The new measures comprise the move of data storage and processing for a number of regions, the relocation of software assembly and the opening of the first Transparency Center.
Relocation of customer data storage and processing
By the end of 2019, Kaspersky Lab will have established a data center in Zurich and in this facility, will store and process all information for users in Europe, North America, Singapore, Australia, Japan and South Korea, with more countries to follow. This information is shared voluntarily by users with the Kaspersky Security Network (KSN) an advanced, cloud-based system that automatically processes cyberthreat-related data.
Relocation of software assembly
Kaspersky Lab will relocate to Zurich its ‘software build conveyer’ — a set of programming tools used to assemble ready to use software out of source code.
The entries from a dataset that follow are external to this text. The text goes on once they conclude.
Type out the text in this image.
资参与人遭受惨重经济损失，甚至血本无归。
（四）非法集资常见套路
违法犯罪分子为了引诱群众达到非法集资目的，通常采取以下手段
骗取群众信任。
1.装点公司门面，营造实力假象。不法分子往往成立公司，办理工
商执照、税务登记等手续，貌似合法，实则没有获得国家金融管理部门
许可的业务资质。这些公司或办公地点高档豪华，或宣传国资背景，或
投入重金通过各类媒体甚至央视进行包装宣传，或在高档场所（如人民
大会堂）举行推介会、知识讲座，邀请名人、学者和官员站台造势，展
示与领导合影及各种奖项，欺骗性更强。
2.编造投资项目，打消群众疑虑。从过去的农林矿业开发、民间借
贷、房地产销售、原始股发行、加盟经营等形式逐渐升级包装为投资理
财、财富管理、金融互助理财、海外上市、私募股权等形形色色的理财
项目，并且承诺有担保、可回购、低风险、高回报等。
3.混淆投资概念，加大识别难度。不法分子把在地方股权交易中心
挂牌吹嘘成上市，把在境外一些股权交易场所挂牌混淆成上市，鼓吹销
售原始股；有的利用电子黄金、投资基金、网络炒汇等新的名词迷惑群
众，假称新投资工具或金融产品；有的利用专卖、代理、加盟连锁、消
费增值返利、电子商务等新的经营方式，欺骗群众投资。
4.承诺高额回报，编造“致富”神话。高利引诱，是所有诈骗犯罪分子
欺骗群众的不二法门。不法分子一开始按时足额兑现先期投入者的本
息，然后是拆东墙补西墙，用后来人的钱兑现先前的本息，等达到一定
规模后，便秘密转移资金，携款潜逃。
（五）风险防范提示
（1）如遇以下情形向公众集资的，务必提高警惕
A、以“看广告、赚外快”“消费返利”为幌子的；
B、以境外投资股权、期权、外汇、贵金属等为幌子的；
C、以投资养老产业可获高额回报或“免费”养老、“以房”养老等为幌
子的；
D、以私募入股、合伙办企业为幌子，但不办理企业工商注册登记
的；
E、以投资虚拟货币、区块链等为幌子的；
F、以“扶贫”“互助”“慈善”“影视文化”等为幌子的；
Before the end of 2018, Kaspersky Lab products and threat detection rule databases (AV databases) will start to be assembled and signed with a digital signature in Switzerland, before being distributed to the endpoints of customers worldwide. The relocation will ensure that all newly assembled software can be verified by an independent organisation and show that software builds and updates received by customers match the source code provided for audit.
Establishment of the first Transparency Center
The source code of Kaspersky Lab products and software updates will be available for review by responsible stakeholders in a dedicated Transparency Center that will also be hosted in Switzerland and is expected to open this year. This approach will further show that generation after generation of Kaspersky Lab products were built and used for one purpose only: protecting the company’s customers from cyberthreats.
Independent supervision and review
Kaspersky Lab is arranging for the data storage and processing, software assembly, and source code to be independently supervised by a third party qualified to conduct technical software reviews. Since transparency and trust are becoming universal requirements across the cybersecurity industry, Kaspersky Lab supports the creation of a new, non-profit organisation to take on this responsibility, not just for the company, but for other partners and members who wish to join.